With the number of transfers in college basketball reaching 500 this past offseason and the awarding of immediate eligibility waivers lacking consistency, it’s clear that some steps needed to be taken to address the situation.
According to John Infante of The Bylaw Blog the NCAA is looking to do so, and if passed the new legislation could usher in a new era in collegiate athletics.
The new model that will be discussed by the NCAA Leadership Council this month will look to do the following, according to Infante:
- Athletes would still need to get permission to contact another school before transferring. But permission would be tied to practice and competition, not athletics aid. So even if permission was denied, the student-athlete would still be able to receive a scholarship.
- Athletes who qualify for the transfer exemption in the APR would be permitted to play immediately at the new school. That would make a 2.600 GPA the magic number to play immediately.
- Athletes who do not qualify to play immediately at the next school would still receive an extension of their five-year clock so they can use all their eligibility.
- Tampering with an athlete by another school would be considered a severe breach of conduct, a Level I violation, the highest in the NCAA’s new enforcement structure.
So student-athletes with a GPA of 2.6 or higher, if granted permission to compete at another institution by their previous school, would be eligible to play immediately. That would eliminate the year in residency currently required in transfer cases not involving an immediate eligibility waiver of some sort.
If a student-athlete transfers but isn’t granted permission by their prior institution to compete they would have to sit out the year. But the difference is that with the proposed setup permission will be tied to competition as opposed to the scholarship received, meaning that the transfer could still attend their next school on scholarship while sitting out that season.

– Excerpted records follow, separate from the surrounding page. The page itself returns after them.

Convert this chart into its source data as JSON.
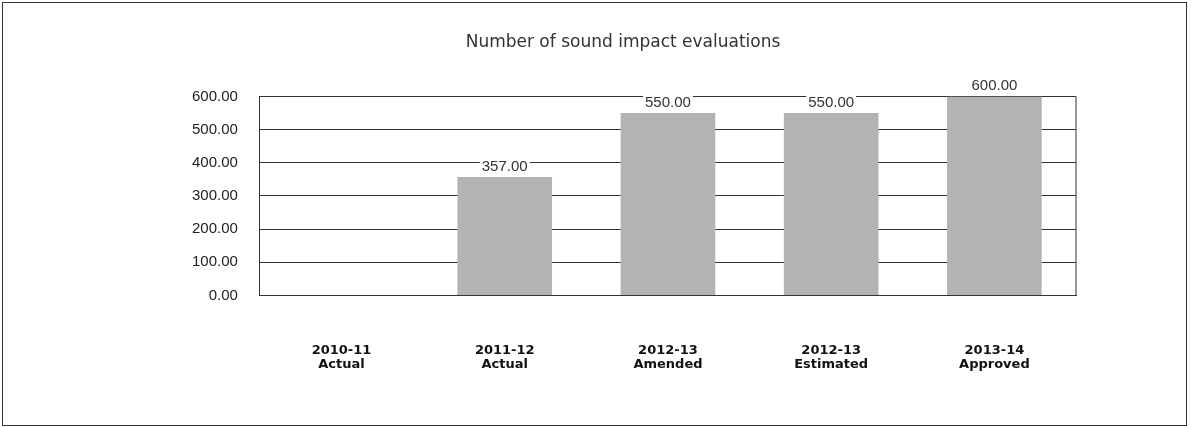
{
  "chart_data": {
    "type": "bar",
    "title": "Number of sound impact evaluations",
    "categories": [
      "2010-11\nActual",
      "2011-12\nActual",
      "2012-13\nAmended",
      "2012-13\nEstimated",
      "2013-14\nApproved"
    ],
    "values": [
      null,
      357,
      550,
      550,
      600
    ],
    "value_labels": [
      null,
      "357.00",
      "550.00",
      "550.00",
      "600.00"
    ],
    "color": "#b3b3b3",
    "ylim": [
      0,
      600
    ],
    "yticks": [
      {
        "value": 0,
        "label": "0.00"
      },
      {
        "value": 100,
        "label": "100.00"
      },
      {
        "value": 200,
        "label": "200.00"
      },
      {
        "value": 300,
        "label": "300.00"
      },
      {
        "value": 400,
        "label": "400.00"
      },
      {
        "value": 500,
        "label": "500.00"
      },
      {
        "value": 600,
        "label": "600.00"
      }
    ],
    "grid": "y",
    "legend": false
  }
}
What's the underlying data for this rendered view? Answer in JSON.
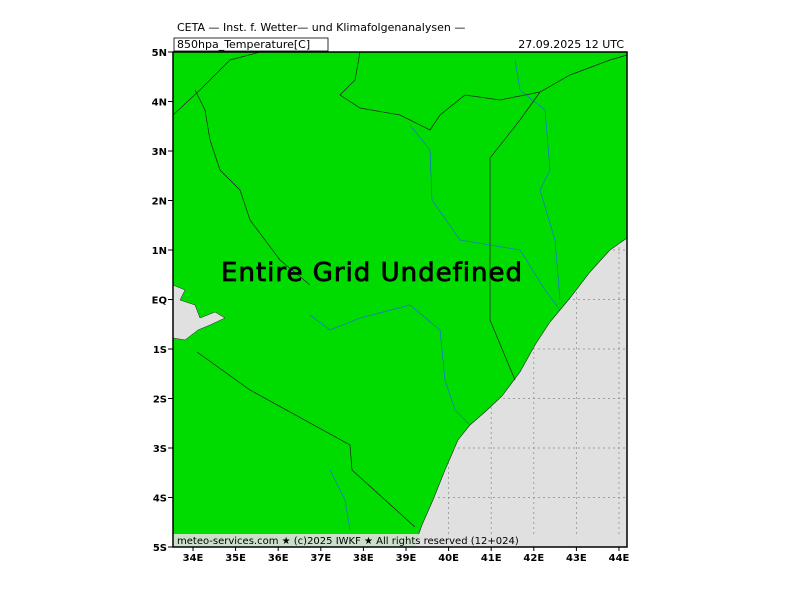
{
  "header": {
    "title": "CETA — Inst. f. Wetter— und Klimafolgenanalysen —",
    "field": "850hpa_Temperature[C]",
    "time": "27.09.2025 12 UTC"
  },
  "map": {
    "message": "Entire Grid Undefined",
    "lat_labels": [
      "5N",
      "4N",
      "3N",
      "2N",
      "1N",
      "EQ",
      "1S",
      "2S",
      "3S",
      "4S",
      "5S"
    ],
    "lon_labels": [
      "34E",
      "35E",
      "36E",
      "37E",
      "38E",
      "39E",
      "40E",
      "41E",
      "42E",
      "43E",
      "44E"
    ],
    "footer": "meteo-services.com ★ (c)2025 IWKF ★ All rights reserved (12+024)"
  }
}
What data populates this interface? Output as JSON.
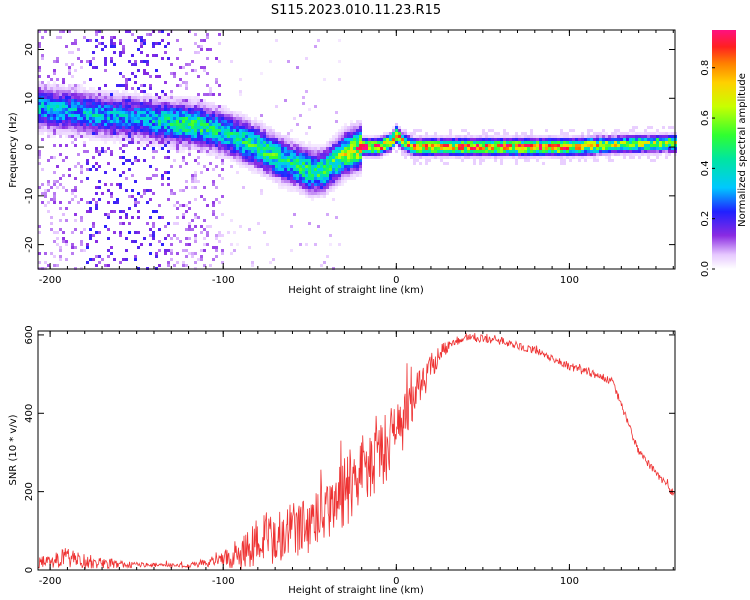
{
  "title": "S115.2023.010.11.23.R15",
  "chart_data": [
    {
      "type": "heatmap",
      "xlabel": "Height of straight line (km)",
      "ylabel": "Frequency (Hz)",
      "xlim": [
        -207,
        161
      ],
      "ylim": [
        -25,
        24
      ],
      "xticks": [
        -200,
        -100,
        0,
        100
      ],
      "yticks": [
        -20,
        -10,
        0,
        10,
        20
      ],
      "colorbar": {
        "label": "Normalized spectral amplitude",
        "range": [
          0,
          0.95
        ],
        "ticks": [
          "0.0",
          "0.2",
          "0.4",
          "0.6",
          "0.8"
        ],
        "colormap": "rainbow-white-to-magenta"
      },
      "ridge": {
        "x": [
          -205,
          -190,
          -170,
          -150,
          -130,
          -115,
          -100,
          -90,
          -80,
          -70,
          -60,
          -50,
          -42,
          -35,
          -28,
          -20,
          -10,
          -3,
          0,
          4,
          10,
          30,
          60,
          100,
          130,
          161
        ],
        "freq_hz": [
          8,
          7.5,
          6.5,
          6,
          5,
          4.5,
          3,
          1.5,
          0,
          -2,
          -3.5,
          -5,
          -5,
          -3,
          -1,
          0,
          0,
          1,
          2.5,
          1,
          0,
          0,
          0,
          0,
          0.5,
          0.8
        ],
        "peak_amplitude": [
          0.4,
          0.4,
          0.4,
          0.35,
          0.5,
          0.55,
          0.45,
          0.5,
          0.55,
          0.55,
          0.5,
          0.55,
          0.55,
          0.6,
          0.7,
          0.9,
          0.95,
          0.8,
          0.9,
          0.8,
          0.85,
          0.85,
          0.9,
          0.9,
          0.7,
          0.7
        ]
      }
    },
    {
      "type": "line",
      "xlabel": "Height of straight line (km)",
      "ylabel": "SNR (10 * v/v)",
      "xlim": [
        -207,
        161
      ],
      "ylim": [
        0,
        610
      ],
      "xticks": [
        -200,
        -100,
        0,
        100
      ],
      "yticks": [
        0,
        200,
        400,
        600
      ],
      "color": "#ee3333",
      "series": [
        {
          "x": [
            -207,
            -200,
            -190,
            -180,
            -160,
            -140,
            -120,
            -110,
            -100,
            -90,
            -80,
            -70,
            -60,
            -50,
            -40,
            -30,
            -20,
            -10,
            0,
            10,
            20,
            30,
            40,
            50,
            60,
            80,
            100,
            120,
            125,
            130,
            140,
            150,
            160
          ],
          "y": [
            18,
            25,
            30,
            22,
            15,
            12,
            12,
            18,
            28,
            50,
            70,
            85,
            100,
            115,
            140,
            200,
            260,
            300,
            340,
            430,
            520,
            575,
            595,
            590,
            585,
            560,
            520,
            490,
            480,
            420,
            300,
            250,
            195
          ],
          "noise_amplitude": [
            15,
            20,
            25,
            20,
            10,
            6,
            6,
            10,
            20,
            50,
            70,
            70,
            70,
            75,
            80,
            100,
            100,
            100,
            80,
            60,
            35,
            15,
            10,
            10,
            10,
            10,
            10,
            10,
            10,
            10,
            10,
            10,
            10
          ]
        }
      ]
    }
  ]
}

Those who aren’t eligible to play immediately would essentially be granted an extra year on their “clock” (currently you get five years to play four), thus allowing them to keep that year of eligibility.
So how will all of this go over with the coaches, especially those at the low- and mid-major levels? Will there be a fear that this legislation could push college athletics closer to a “free agency” of sorts?
Hard to believe that coaches at schools that don’t have their “pick of the litter” when it comes to recruiting will be in favor fo such a move, and this is a topic that will be discussed quite often between now and when it could possible be up for vote in August.
The risk is there to develop a player, only to have him be taken off your hands by a higher-profile program. Sure there’s a chance that there will be cases in which high-level players who aren’t seeing the minutes they want can transfer and help out a low- or mid-major program. But those are the cases that will receive the bulk of the attention.
And when it comes to tampering, how would the NCAA really find out about a coach reaching out to a player’s AAU or high school coach and simply saying “if he’s interested have him give us a call?”
The NCAA means well in regards to the student-athletes here, but is this the best way to address the rising number of transfers? Given the amount of power the players would receive, it will be interesting to see if the schools ultimately sign off on this legislation.